Chemistry of polynuclear metal complexes with bridging carbene or carbyne ligands. Part 81. Reactions of the compound [Fe2(µ-CH2)(CO)8] with alkylidyne–molybdenum and –tungsten complexes. Reactivity of the product [WFe{µ-σ:η-CHCH(C6H4Me-4)}(CO)6(η-C5H5)], and crystal structures of the species [W2Fe(µ3-CC6H4Me-4){µ-σ:η-C(C6H4Me-4)Ch2}(CO)6(η-C5H5)2] and [WFe{µ-C(Et)C(Et)C(H)Ch(C6H4Me-4)}(µ-CO)(CO)4(η-C5H5)]

Abstract

Treatment of the compound [Fe₂(µ-CH₂)(CO)₈] in thf (tetrahydrofuran) at room temperature with the reagents [M(CR)(CO)₂(η-C₅H₅)](M = Mo or W, R = C₆H₄Me-4) affords the complexes [MFe{µ-σ:η-CHCH(R)}(CO)₆(η-C₅H₅)] and [W₂Fe(µ₃-CR){µ-σ:η-C(R)CH₂}(CO)₆(η-C₅H₅)₂]. In a similar reaction, the ethylidyne–tungsten compound [W(CMe)(CO)₂(η-C₅H₅)] affords a mixture of [WFe{µ-σ:η-CHCH(Me)}(CO)₆(η-C₅H₅)], [WFe₂(µ₃-CEt)(µ-CO)(CO)₈(η-C₅H₅)], and [W₂Fe(µ₃-MeC₂Me)(CO)₆(η-C₅H₅)₂]. The structure of the species [W₂Fe(µ₃-CC₆H₄Me-4){µ-σ:η-C(C₆H₄Me-4)CH₂}(CO)₆(η-C₅H₅)₂] has been established by X-ray crystallography. The core of the molecule consists of a W₂Fe fragment [W(1)–W(2) 2.895(1), W(1)–Fe 2.738(1), W(2)–Fe 2.827(1)Å], capped by a CC₆H₄Me-4 ligand [W–µ₃-C 2.157(7) and 2.118(6)Å, Fe–µ₃-C 1.998(6)Å], and with the shorter W–Fe vector bridged by a C(C₆H₄Me-4)CH₂ group. The latter is σ bonded to the iron and is η²-co-ordinated to the tungsten. Each tungsten is ligated by a C₅H₅ ligand.
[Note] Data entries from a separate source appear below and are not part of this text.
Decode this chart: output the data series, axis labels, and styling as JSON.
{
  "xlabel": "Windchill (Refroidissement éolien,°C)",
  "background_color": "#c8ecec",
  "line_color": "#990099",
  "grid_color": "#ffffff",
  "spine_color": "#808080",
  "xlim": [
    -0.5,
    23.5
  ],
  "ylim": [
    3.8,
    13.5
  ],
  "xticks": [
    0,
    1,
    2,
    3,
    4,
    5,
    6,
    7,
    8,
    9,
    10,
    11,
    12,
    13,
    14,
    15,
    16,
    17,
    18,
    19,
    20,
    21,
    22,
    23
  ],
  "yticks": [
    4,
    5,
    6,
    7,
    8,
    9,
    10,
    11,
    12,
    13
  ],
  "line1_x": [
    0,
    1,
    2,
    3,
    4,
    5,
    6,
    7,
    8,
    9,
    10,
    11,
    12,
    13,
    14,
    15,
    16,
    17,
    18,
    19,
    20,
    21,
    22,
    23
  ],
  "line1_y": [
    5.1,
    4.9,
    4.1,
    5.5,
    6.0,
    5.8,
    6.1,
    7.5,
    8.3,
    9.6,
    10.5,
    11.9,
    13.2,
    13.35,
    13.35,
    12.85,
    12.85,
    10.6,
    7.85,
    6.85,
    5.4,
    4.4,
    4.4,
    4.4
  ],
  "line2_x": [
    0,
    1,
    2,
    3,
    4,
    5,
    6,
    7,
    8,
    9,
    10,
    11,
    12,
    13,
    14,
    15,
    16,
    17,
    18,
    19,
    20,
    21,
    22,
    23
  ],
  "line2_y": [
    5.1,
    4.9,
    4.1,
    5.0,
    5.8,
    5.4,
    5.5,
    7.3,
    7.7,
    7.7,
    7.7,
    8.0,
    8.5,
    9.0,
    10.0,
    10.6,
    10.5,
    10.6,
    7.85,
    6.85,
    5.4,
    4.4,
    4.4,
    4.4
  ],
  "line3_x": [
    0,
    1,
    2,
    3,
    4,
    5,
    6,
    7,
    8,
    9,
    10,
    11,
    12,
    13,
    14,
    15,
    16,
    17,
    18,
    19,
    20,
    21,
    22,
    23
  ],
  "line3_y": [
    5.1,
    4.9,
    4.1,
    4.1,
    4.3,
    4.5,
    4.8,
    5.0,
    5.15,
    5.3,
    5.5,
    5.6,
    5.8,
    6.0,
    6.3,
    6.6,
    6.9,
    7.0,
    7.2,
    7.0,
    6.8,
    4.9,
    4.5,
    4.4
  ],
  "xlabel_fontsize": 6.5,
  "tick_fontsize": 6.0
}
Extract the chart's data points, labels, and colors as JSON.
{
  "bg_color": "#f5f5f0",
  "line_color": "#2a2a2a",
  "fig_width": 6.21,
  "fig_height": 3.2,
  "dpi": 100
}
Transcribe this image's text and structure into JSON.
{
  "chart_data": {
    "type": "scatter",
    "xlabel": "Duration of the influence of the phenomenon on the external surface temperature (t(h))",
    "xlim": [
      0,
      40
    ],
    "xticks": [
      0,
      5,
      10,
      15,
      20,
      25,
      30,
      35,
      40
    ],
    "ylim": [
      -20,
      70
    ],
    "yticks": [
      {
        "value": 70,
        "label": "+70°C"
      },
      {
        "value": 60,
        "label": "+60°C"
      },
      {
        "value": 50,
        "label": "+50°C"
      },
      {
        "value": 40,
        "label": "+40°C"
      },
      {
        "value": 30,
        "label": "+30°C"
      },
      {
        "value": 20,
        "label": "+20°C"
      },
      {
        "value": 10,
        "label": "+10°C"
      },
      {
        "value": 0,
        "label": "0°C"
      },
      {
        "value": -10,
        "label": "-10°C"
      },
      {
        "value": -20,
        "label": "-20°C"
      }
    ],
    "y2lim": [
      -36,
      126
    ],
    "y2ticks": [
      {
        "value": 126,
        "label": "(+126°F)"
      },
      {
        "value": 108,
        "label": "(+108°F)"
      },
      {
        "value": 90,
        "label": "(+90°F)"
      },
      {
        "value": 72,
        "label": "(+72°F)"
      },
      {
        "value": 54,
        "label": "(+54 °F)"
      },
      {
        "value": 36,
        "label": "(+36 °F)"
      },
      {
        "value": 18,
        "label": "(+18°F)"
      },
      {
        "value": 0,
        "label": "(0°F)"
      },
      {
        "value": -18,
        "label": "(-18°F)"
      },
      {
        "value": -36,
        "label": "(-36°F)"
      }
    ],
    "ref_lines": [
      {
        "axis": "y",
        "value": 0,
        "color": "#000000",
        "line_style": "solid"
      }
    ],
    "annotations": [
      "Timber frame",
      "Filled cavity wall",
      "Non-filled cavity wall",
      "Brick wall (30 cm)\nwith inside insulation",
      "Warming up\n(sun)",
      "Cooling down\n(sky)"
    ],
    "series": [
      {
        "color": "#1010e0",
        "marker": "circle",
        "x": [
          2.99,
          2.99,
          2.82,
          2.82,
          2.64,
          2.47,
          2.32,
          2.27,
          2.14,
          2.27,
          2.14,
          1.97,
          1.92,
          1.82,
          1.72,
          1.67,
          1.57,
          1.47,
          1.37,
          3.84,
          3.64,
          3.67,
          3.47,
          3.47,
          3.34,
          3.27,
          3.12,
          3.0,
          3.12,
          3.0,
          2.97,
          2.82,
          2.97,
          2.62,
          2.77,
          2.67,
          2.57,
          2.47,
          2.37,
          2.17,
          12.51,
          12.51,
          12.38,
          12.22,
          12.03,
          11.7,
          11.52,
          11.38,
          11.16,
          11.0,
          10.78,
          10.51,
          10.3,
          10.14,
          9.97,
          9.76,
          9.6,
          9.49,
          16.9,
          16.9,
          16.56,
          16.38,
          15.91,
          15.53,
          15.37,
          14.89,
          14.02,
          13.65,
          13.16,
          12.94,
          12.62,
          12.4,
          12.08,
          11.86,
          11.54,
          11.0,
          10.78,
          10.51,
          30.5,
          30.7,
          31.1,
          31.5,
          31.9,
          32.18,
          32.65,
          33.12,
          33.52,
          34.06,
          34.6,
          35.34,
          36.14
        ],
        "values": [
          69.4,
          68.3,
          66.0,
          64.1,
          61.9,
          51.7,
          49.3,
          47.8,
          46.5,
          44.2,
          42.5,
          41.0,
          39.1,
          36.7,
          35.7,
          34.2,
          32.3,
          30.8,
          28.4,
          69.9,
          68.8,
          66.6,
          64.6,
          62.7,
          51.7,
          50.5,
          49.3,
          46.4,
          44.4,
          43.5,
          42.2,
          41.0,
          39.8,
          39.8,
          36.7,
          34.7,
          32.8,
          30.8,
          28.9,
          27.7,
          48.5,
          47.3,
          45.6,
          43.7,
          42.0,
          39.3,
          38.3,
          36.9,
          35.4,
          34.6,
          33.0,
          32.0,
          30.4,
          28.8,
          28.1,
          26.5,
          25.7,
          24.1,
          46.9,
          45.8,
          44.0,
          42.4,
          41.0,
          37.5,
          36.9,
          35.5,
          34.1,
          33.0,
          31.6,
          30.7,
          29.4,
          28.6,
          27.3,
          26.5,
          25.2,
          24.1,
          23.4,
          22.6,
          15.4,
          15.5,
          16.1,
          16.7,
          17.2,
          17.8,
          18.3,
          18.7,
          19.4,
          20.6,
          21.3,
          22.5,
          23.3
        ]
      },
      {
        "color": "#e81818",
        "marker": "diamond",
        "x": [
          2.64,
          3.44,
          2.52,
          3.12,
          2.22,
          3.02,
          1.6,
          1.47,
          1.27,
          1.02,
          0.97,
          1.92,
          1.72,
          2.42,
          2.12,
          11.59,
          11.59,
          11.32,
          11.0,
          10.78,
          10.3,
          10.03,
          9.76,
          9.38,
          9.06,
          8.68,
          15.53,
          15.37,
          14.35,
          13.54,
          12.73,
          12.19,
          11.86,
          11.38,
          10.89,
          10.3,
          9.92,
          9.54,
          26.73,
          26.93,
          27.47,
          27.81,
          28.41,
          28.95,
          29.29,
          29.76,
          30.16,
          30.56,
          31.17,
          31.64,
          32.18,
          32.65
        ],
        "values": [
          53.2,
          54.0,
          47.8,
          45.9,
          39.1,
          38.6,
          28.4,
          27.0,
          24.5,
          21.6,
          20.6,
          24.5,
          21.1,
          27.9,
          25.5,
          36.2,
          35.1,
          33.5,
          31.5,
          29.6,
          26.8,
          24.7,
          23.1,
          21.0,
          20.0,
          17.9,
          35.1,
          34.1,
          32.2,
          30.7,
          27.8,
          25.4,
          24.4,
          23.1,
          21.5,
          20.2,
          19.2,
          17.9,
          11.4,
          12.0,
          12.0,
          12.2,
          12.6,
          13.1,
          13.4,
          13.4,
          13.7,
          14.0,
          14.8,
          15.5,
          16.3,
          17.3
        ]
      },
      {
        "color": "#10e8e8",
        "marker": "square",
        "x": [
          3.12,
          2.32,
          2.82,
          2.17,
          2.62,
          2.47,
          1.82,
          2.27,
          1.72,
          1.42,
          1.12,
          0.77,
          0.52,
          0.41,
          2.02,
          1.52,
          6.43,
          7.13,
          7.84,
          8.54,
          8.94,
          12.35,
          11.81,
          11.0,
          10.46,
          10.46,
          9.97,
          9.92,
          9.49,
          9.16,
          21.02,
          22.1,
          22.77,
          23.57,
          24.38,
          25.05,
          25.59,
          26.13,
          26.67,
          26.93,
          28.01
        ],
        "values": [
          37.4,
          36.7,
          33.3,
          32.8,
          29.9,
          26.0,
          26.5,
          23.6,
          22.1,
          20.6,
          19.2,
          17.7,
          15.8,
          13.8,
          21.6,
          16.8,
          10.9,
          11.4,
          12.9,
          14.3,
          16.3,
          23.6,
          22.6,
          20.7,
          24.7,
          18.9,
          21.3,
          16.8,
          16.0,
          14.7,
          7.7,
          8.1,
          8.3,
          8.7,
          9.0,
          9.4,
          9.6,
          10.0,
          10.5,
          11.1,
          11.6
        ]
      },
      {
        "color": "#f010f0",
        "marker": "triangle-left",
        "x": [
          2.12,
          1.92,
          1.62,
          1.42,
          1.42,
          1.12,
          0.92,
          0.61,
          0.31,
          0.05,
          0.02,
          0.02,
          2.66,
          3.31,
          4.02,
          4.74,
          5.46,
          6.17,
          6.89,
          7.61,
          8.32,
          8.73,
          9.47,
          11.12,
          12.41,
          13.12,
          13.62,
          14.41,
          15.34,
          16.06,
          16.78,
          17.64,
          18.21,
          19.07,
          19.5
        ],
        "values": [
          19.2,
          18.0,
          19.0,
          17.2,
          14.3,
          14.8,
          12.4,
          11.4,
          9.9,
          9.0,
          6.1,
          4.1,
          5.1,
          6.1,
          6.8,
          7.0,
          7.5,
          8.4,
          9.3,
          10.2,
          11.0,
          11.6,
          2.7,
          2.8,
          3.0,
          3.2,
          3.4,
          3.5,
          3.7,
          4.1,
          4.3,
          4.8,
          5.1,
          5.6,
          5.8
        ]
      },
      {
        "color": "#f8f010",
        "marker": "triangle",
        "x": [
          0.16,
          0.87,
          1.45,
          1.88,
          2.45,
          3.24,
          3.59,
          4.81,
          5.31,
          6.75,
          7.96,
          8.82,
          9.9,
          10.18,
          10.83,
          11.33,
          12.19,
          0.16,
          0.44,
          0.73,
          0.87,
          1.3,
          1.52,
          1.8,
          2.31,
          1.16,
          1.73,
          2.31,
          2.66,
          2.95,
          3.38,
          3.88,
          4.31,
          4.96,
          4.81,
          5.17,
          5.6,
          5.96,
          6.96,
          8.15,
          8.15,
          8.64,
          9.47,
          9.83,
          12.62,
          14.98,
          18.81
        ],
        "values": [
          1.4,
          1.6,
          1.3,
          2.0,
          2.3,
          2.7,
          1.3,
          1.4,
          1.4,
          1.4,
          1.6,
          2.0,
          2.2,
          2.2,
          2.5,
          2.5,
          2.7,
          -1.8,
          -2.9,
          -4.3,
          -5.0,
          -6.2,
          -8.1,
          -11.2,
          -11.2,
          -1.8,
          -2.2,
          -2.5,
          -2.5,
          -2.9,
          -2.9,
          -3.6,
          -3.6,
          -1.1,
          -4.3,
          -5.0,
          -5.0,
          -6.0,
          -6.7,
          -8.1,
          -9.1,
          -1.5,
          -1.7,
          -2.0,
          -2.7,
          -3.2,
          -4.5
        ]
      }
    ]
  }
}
Three CO groups are attached to the iron, one to the tungsten bonded by the vinyl group, and two to the remaining tungsten atom. Some reactions of the complex [WFe{µ-σ:η-CHCH(R)}(CO)₆(η-C₅H₅)](R = C₆H₄Me-4) with tertiary phosphines, alkynes, and the platinum reagent [Pt(C₂H₄)₂{P(cyclo-C₆H₁₁)₃}] have been studied. The products characterised include [WFe{µ-σ:η-CHCH(R)}(CO)₅(L)(η-C₅H₅)][L = PPh₃, PMe₃, or dppm (Ph₂PCH₂PPh₂)], [WFe{µ-σ:η-CHCH(R)}(µ-L₂)(µ-CO)(CO)₃(η-C₅H₅)][L₂= dppm or dmpm (Me₂PCH₂PMe₂)], [WFe{µ-C(R′)C(R′)C(H)CH(R)}(µ-CO)(CO)₄(η-C₅H₅)](R′= Et or Me), [WFePt(µ₃-CCH₂R)(CO)₆{P(C₆H₁₁)₃}(η-C₅H₅)], and [WPt{µ-σ:η-CHCH(R)}(CO)₃{P(C₆H₁₁)₃}(η-C₅H₅)]. N.m.r. data are reported and are discussed in relation to the structures proposed. An X-ray diffraction study established the structure of the product [WFe{µ-C(Et)C(Et)C(H)CH(C₆H₄Me-4)}(µ-CO)(CO)₄(η-C₅H₅)] obtained from hex-3-yne. The W–Fe bond [2.798(1)Å] is asymmetrically bridged by a CO ligand [W–C–O 157.5(6)°]. The iron atom carries three terminal CO groups, and the tungsten one such group and the C₅H₅ ring. The metal–metal bond is spanned by a C(Et)C(Et)C(H)CH(C₆H₄Me-4) moiety, the two ends of which are σ bonded to the iron atom, while the C(Et)C(Et)C(H) fragment is η³-co-ordinated to the tungsten centre.